A={s11s|s $\epsilon$ {0}^*} so the strings 00011000 and 000001100000 are accepted of A but not 00100 or 001100000.
Demon chooses k.
I choose x = s^k, y=11, z = s^k
however i am not confident i am picking the right variables for y. am I heading down the right path?
the demon chooses u,v,w s.t. y = uvw and v does not equal $\varepsilon$
demon picks u,v,w of length j,m,n with k = j+m+n and m>0
I pick i = 2.
so xuv^2wz = s^k (and here I am stuck, do i say u is just 1 ?)
so the way I am currently learning the pumping lemma:
there exists k>=0 such that for any strings x,y,z with xyz $\epsilon$ A and |y| >= k, there exists strings u,v,w such that y = uvw, v != $\varepsilon$, and for all i>= 0, the string xuv^iwz $\epsilon$ A
The Myhill-Nerode theorem shows this immediately.
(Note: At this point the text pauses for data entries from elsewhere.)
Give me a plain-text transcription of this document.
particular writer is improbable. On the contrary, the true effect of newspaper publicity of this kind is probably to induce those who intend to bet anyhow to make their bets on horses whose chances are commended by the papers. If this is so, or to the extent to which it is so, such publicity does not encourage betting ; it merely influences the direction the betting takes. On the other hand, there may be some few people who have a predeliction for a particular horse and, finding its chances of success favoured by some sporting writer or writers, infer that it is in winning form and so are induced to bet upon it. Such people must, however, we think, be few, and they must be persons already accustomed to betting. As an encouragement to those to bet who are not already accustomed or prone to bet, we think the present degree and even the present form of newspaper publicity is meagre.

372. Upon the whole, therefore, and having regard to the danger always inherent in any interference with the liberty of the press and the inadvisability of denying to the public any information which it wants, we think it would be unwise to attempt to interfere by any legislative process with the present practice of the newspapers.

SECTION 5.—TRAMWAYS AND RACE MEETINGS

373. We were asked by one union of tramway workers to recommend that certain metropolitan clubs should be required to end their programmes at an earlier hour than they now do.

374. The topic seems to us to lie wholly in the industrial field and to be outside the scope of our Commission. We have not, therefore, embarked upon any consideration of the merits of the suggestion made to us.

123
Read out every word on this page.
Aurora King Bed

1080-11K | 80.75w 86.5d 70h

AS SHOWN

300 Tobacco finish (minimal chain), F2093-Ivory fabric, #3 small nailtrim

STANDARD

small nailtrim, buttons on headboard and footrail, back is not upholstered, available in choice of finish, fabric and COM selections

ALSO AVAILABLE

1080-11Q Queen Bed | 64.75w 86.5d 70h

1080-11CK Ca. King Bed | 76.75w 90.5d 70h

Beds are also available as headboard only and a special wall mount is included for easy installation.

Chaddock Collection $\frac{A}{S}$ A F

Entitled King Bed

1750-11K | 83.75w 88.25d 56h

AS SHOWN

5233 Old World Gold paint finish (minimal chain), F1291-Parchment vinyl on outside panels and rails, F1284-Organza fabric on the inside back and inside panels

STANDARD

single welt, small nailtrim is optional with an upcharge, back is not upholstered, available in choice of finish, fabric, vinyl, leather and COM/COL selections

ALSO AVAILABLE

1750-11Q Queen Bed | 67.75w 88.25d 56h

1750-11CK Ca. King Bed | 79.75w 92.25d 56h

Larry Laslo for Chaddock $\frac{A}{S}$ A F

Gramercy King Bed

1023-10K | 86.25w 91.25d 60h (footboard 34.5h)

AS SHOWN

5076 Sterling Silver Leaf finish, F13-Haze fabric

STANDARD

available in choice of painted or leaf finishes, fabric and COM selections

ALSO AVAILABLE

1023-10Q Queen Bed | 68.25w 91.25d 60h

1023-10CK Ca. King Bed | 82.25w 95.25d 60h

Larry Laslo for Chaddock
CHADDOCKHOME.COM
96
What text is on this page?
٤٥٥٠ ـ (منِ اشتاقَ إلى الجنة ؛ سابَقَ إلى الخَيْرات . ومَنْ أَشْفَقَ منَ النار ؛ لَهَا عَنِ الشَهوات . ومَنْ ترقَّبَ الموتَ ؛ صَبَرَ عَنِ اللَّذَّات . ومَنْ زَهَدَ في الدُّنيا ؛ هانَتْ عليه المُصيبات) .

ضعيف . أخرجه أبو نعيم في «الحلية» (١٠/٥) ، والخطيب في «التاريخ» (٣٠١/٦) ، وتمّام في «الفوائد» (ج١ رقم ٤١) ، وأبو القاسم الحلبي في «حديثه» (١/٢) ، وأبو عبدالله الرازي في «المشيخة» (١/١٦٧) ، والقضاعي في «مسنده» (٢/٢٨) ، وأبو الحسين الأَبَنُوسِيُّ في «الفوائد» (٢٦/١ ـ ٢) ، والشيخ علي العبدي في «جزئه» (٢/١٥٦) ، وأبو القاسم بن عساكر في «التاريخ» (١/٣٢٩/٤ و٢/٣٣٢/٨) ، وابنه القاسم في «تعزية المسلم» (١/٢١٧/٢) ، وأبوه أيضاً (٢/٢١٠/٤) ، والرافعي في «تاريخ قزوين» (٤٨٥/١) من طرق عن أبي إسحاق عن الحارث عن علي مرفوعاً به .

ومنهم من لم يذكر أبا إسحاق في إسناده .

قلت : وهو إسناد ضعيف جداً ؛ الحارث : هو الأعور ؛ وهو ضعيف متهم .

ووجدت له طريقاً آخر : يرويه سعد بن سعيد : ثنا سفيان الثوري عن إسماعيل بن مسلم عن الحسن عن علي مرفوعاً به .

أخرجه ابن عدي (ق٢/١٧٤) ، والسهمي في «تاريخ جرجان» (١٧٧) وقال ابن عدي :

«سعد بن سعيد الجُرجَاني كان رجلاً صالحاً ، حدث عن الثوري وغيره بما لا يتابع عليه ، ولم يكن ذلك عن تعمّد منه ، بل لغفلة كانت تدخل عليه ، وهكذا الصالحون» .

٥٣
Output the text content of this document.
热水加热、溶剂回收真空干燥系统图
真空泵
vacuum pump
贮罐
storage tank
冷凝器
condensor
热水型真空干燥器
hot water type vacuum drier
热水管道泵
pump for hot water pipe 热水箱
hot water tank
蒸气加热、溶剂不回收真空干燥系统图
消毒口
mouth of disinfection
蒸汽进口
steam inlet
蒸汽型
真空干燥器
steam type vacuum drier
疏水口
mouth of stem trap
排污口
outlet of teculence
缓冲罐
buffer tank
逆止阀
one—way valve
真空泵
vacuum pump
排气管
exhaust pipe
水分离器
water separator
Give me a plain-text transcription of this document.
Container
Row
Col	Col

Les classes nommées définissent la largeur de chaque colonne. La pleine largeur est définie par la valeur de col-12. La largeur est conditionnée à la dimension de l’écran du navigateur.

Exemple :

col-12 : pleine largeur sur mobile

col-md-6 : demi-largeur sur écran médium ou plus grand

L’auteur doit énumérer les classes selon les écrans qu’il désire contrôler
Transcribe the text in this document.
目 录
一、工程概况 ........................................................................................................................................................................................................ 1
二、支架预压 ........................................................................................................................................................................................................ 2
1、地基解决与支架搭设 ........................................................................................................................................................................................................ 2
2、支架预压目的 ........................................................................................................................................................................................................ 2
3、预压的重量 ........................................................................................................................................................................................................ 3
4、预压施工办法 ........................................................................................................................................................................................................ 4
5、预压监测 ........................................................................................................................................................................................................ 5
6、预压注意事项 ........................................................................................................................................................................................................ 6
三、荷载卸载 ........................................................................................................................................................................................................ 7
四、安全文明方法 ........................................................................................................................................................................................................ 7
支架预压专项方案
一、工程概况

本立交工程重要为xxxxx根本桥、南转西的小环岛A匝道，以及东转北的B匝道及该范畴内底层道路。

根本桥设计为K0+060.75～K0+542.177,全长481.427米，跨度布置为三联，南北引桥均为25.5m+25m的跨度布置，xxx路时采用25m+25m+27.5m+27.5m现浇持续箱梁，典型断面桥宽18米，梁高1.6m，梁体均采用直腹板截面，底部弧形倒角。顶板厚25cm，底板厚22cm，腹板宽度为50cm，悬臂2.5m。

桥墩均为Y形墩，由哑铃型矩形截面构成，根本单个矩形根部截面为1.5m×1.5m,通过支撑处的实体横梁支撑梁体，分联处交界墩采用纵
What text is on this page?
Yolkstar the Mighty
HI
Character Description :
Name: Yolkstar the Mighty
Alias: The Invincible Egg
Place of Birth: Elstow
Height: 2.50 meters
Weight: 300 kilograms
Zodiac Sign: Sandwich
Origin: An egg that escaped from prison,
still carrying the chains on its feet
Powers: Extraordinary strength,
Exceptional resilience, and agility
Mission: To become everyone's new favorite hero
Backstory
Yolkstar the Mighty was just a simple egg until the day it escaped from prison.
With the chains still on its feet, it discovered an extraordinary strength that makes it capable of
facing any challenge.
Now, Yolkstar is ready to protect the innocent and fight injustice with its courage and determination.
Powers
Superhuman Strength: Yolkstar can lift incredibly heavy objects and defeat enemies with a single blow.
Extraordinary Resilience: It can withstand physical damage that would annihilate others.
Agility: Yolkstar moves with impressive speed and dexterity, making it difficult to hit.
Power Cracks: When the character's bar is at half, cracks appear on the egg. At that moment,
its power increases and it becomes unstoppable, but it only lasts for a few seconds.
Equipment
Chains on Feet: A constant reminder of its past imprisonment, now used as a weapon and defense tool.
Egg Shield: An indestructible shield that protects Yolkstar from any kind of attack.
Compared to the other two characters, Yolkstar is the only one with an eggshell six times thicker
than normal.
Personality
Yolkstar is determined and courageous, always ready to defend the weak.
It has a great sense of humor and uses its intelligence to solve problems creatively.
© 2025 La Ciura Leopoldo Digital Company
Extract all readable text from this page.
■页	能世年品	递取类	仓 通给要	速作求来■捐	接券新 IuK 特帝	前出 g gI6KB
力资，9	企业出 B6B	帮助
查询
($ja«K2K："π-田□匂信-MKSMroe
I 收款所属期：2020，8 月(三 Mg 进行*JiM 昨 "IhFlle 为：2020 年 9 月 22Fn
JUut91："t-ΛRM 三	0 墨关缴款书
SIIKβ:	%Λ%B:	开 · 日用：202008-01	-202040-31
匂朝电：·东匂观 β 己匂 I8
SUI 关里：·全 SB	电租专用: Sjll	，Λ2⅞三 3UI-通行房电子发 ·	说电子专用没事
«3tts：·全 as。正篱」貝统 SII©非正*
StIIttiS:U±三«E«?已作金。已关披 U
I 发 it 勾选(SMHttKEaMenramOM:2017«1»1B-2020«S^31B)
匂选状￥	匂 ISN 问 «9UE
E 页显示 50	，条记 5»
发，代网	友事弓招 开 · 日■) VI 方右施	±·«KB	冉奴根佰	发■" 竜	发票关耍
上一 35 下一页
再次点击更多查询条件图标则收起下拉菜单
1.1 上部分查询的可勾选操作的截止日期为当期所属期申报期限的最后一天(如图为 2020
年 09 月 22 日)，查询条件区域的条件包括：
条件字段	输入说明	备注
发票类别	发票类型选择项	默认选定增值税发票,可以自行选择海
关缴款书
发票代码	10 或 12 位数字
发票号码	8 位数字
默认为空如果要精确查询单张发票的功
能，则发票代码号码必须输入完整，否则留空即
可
The infinitely many prefixes $0^i11$ are all pairwise distinguishable. (If $i\ne k$, then $0^i$ is a distinguishing extension: $0^i110^i \in A$ but $0^i110^k\notin A$). Therefore the language cannot be regular.
As for your attempt to use the pumping lemma, I'm not entirely sure how the formulation of the lemma you're working with goes, but you certainly can't expect any demon to split an $y$ of constant length into something that can be pumped. You must have missed some premise in the statement of the lemma.